M.D.Maiga : Même dans une famille, on ne parle pas de la même voix. Certains se nourrissent de divergences mais nous serons des faiseurs de paix. Vous devez bien comprendre ce que nous demandons. Nous voulons l’émergence de la population de l’Azawad. Je connais bien le Mali, Je suis Malien, j’ai étudié au Mali et je sais de quoi je parle. Si on ne fait pas attention, l’affaire va nous échapper. C’est à l’Azawad de sécuriser l’Azawad. Il faut que des sanctions tombent. Il faut appliquer l’accord pour booster l’émergence du terroir et les cadres de l’Azawad pourront mettre à contribution leur expertise. Nul ne doit tricher. Que ce soit la CMA, la Plateforme, l’État, chacun doit se faire l’obligation d’appliquer l’accord pour que tout le monde se sente sécurisé.

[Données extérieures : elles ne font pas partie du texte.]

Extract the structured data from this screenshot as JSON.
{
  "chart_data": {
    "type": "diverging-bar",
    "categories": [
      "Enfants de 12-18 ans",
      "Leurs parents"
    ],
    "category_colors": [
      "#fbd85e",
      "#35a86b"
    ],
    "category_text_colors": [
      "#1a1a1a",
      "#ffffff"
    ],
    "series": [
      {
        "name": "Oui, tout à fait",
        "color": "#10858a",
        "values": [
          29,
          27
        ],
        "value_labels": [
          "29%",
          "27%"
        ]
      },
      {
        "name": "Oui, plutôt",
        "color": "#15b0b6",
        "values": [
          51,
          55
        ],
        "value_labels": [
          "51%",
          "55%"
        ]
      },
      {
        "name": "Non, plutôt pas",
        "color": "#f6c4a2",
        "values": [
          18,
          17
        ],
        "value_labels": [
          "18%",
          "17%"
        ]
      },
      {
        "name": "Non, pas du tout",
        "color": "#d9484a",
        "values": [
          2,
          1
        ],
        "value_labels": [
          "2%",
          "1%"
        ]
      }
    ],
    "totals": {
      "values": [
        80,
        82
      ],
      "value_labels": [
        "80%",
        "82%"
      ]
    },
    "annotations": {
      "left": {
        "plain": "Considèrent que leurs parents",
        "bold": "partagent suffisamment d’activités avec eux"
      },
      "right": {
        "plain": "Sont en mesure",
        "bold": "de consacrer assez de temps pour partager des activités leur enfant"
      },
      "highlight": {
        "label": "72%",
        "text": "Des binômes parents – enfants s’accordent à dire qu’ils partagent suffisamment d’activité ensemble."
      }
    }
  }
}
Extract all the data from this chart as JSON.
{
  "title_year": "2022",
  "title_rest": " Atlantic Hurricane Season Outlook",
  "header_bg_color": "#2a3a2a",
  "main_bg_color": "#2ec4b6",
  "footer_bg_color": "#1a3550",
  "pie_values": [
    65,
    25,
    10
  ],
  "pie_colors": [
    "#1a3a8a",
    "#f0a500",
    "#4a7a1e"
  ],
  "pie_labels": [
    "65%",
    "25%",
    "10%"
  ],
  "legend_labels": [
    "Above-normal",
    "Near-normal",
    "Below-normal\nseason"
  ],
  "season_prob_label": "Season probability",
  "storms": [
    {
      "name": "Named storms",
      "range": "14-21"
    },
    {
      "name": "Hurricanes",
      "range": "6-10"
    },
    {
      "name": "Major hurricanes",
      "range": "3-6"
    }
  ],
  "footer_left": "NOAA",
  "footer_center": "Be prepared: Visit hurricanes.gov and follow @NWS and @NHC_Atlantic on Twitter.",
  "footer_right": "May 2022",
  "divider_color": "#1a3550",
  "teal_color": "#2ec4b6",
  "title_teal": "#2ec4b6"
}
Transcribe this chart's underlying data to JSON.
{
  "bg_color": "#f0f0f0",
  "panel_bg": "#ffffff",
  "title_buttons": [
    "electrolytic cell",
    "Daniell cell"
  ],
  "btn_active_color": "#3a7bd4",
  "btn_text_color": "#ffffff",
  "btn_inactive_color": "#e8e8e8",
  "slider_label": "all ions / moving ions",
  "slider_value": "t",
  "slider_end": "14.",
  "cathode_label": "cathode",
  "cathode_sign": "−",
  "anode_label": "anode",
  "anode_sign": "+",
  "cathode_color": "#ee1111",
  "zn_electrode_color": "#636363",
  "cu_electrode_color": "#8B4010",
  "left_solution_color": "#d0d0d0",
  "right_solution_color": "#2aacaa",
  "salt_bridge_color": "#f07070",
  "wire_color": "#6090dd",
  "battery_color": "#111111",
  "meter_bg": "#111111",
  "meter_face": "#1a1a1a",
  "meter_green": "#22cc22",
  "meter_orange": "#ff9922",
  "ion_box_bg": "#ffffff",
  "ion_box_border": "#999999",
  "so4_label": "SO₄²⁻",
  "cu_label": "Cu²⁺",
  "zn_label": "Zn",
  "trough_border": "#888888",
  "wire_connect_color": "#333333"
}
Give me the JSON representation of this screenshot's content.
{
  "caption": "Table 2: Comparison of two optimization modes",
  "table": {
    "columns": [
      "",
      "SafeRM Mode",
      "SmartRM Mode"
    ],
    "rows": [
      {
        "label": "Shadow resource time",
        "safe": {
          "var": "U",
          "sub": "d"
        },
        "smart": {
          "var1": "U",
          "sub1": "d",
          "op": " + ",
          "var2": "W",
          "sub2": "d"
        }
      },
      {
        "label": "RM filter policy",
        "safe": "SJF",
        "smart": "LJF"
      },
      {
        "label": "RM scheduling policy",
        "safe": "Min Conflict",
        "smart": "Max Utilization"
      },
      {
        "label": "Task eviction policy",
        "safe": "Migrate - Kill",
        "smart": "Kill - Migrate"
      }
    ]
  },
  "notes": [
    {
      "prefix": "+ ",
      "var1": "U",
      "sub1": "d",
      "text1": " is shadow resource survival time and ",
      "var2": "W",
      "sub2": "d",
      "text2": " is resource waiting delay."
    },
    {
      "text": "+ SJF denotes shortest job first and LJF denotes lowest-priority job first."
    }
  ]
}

Vous donnez l’impression de vouloir faire du nord une zone de non-droits, n’est-ce pas le cas ?

M.D.Maïga : C’est vous qui le dîtes. Si le nord du Mali se gâte, c’est d’abord nous qui en subirons les conséquences. Tout le monde sait ce qui se passe sur le terrain. Nous ne ferons du nord ni un dépotoir d’ordures ni une poudrière. Regardez de 1960 à nos jours ce qui a été fait dans le nord. Rien. La terre du nord est restée intacte. Nous n’avons pas vu les milliards mobilisés pour le développement du nord. Nous n’avons vu que des plaques de grands projets dont les fonds ont échoué à Bamako dans des éléphants appelés ACI 2000. Nous avons exigé que désormais les ressources à mobiliser aillent directement dans la zone de développement qui sera créée. Nous voulons vivre comme les autres peuples avec le souci de transformer positivement la terre qui nous a vus naître.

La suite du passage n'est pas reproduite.